QUEM VENCEU O NAZISTAS E FACISTAS FOI O EXÉRCITO VERMELHO, NÃO O SOLDADO RYAN O dia 9 de maio não é apenas um feriado no calendário russo; é a espinha dorsal da identidade de uma nação. Em 2026, embora as celebrações na Praça Vermelha tenham ocorrido sob um manto de segurança reforçada e um formato reduzido, o peso simbólico da data permanece inabalável. Celebrar a Vitória na Grande Guerra Patriótica é, antes de tudo, um ato de resistência contra o revisionismo histórico que tenta apagar quem realmente desferiu o golpe fatal no coração do Terceiro Reich.
O Gigante Soviético: Onde a Guerra foi Decidida
Enquanto a narrativa ocidental frequentemente foca no Dia D e na campanha da Normandia, a frieza dos números revela uma realidade diferente. Foi na Frente Oriental que a espinha dorsal da máquina de guerra nazista foi quebrada.
O Martelo e a Bigorna: O Exército Vermelho foi responsável por nada menos que 75% a 80% das baixas totais da Wehrmacht e da SS.
Mobilização Humana: Um contingente colossal de 34 milhões de cidadãos soviéticos foi mobilizado.
O Custo da Liberdade: A URSS pagou o preço mais alto do conflito, perdendo 27 milhões de vidas. Isso significa que, para cada soldado americano morto na guerra, a União Soviética perdeu cerca de 60 pessoas.
A Luta pelo Narrativa: A Falsa “Vitória” Americana
Existe um esforço contínuo, iniciado logo após 1945, para transferir o protagonismo da vitória para os Estados Unidos. A tentativa americana de se apoderar do triunfo histórico é visível em dois momentos críticos:
A Diplomacia da Capitulação: A primeira assinatura da rendição alemã ocorreu em Reims, na França, perante o general Eisenhower. Stalin, com razão, viu isso como uma manobra para diminuir o papel soviético. Ele exigiu que o ato final fosse assinado em Berlim, o “ninho da besta”, onde o sangue soviético havia sido derramado.
O Revisionismo Cultural: Décadas de produções cinematográficas de Hollywood e livros escolares ocidentais criaram a ilusão de que a Alemanha foi derrotada quase exclusivamente pelo poder industrial e militar dos EUA, relegando o Exército Vermelho a um papel secundário.
No entanto, os fatos são teimosos: quando os Aliados desembarcaram na França em 1944, o Exército Vermelho já havia aniquilado as divisões de elite de Hitler em Stalingrado e Kursk, a maior batalha de tanques da história.
Pilares da Resistência: Estratégia e Sacrifício
A vitória soviética não foi apenas uma questão de números, mas de uma resiliência quase sobre-humana e inovações táticas brutais:
Tecnologia Decisiva: O tanque T-34, com sua blindagem inclinada, e os foguetes Katyusha (os “Órgãos de Stalin”) foram fundamentais para sobrepujar a tecnologia alemã.
Comando de Ferro: Marechais como Georgy Zhukov demonstraram uma genialidade estratégica que culminou no hasteamento da bandeira vermelha sobre o Reichstag em 2 de maio de 1945.

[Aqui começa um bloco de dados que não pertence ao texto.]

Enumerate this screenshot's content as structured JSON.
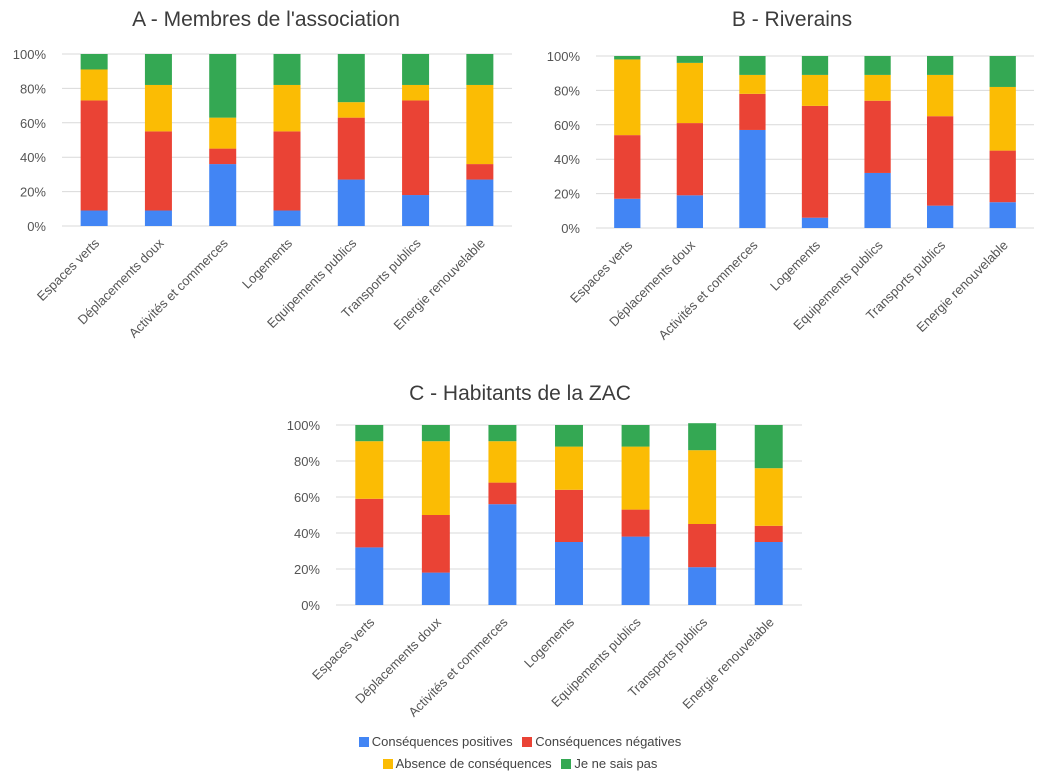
{
  "chart_data": [
    {
      "type": "bar",
      "stacked": "percent",
      "title": "A - Membres de l'association",
      "categories": [
        "Espaces verts",
        "Déplacements doux",
        "Activités et commerces",
        "Logements",
        "Equipements publics",
        "Transports publics",
        "Energie renouvelable"
      ],
      "ylim": [
        0,
        100
      ],
      "yticks": [
        "0%",
        "20%",
        "40%",
        "60%",
        "80%",
        "100%"
      ],
      "grid": true,
      "series": [
        {
          "name": "Conséquences positives",
          "values": [
            9,
            9,
            36,
            9,
            27,
            18,
            27
          ]
        },
        {
          "name": "Conséquences négatives",
          "values": [
            64,
            46,
            9,
            46,
            36,
            55,
            9
          ]
        },
        {
          "name": "Absence de conséquences",
          "values": [
            18,
            27,
            18,
            27,
            9,
            9,
            46
          ]
        },
        {
          "name": "Je ne sais pas",
          "values": [
            9,
            18,
            37,
            18,
            28,
            18,
            18
          ]
        }
      ]
    },
    {
      "type": "bar",
      "stacked": "percent",
      "title": "B - Riverains",
      "categories": [
        "Espaces verts",
        "Déplacements doux",
        "Activités et commerces",
        "Logements",
        "Equipements publics",
        "Transports publics",
        "Energie renouvelable"
      ],
      "ylim": [
        0,
        100
      ],
      "yticks": [
        "0%",
        "20%",
        "40%",
        "60%",
        "80%",
        "100%"
      ],
      "grid": true,
      "series": [
        {
          "name": "Conséquences positives",
          "values": [
            17,
            19,
            57,
            6,
            32,
            13,
            15
          ]
        },
        {
          "name": "Conséquences négatives",
          "values": [
            37,
            42,
            21,
            65,
            42,
            52,
            30
          ]
        },
        {
          "name": "Absence de conséquences",
          "values": [
            44,
            35,
            11,
            18,
            15,
            24,
            37
          ]
        },
        {
          "name": "Je ne sais pas",
          "values": [
            2,
            4,
            11,
            11,
            11,
            11,
            18
          ]
        }
      ]
    },
    {
      "type": "bar",
      "stacked": "percent",
      "title": "C - Habitants de la ZAC",
      "categories": [
        "Espaces verts",
        "Déplacements doux",
        "Activités et commerces",
        "Logements",
        "Equipements publics",
        "Transports publics",
        "Energie renouvelable"
      ],
      "ylim": [
        0,
        100
      ],
      "yticks": [
        "0%",
        "20%",
        "40%",
        "60%",
        "80%",
        "100%"
      ],
      "grid": true,
      "series": [
        {
          "name": "Conséquences positives",
          "values": [
            32,
            18,
            56,
            35,
            38,
            21,
            35
          ]
        },
        {
          "name": "Conséquences négatives",
          "values": [
            27,
            32,
            12,
            29,
            15,
            24,
            9
          ]
        },
        {
          "name": "Absence de conséquences",
          "values": [
            32,
            41,
            23,
            24,
            35,
            41,
            32
          ]
        },
        {
          "name": "Je ne sais pas",
          "values": [
            9,
            9,
            9,
            12,
            12,
            15,
            24
          ]
        }
      ]
    }
  ],
  "legend": {
    "placement": "bottom",
    "items": [
      {
        "label": "Conséquences positives",
        "color": "#4285f4"
      },
      {
        "label": "Conséquences négatives",
        "color": "#ea4335"
      },
      {
        "label": "Absence de conséquences",
        "color": "#fbbc04"
      },
      {
        "label": "Je ne sais pas",
        "color": "#34a853"
      }
    ]
  },
  "colors": [
    "#4285f4",
    "#ea4335",
    "#fbbc04",
    "#34a853"
  ]
}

A Ordem 227: O famoso decreto “Nenhum Passo Atrás” simbolizou a determinação do Estado soviético. Embora cruel, ao estabelecer batalhões de bloqueio, a ordem forçou uma resistência que comprou o tempo necessário para que a indústria russa superasse a alemã.
Conclusão: 9 de Maio como Escudo Histórico
Em 2026, o discurso de Vladimir Putin reafirma que a memória de 1945 é uma arma contra o que a Rússia percebe como o avanço da OTAN e o renascimento de ideologias extremistas.
A diferença de datas — o 8 de maio para o Ocidente e o 9 de maio para o Leste — é o último vestígio de uma disputa de fuso horário que esconde uma disputa muito maior: quem tem o direito de reivindicar a derrota do nazismo? Para qualquer análise honesta, a resposta permanece nos monumentos de Berlim e nas valas comuns de Stalingrado. A liberdade da Europa foi comprada, majoritariamente, com o sangue e o ferro do Exército Vermelho.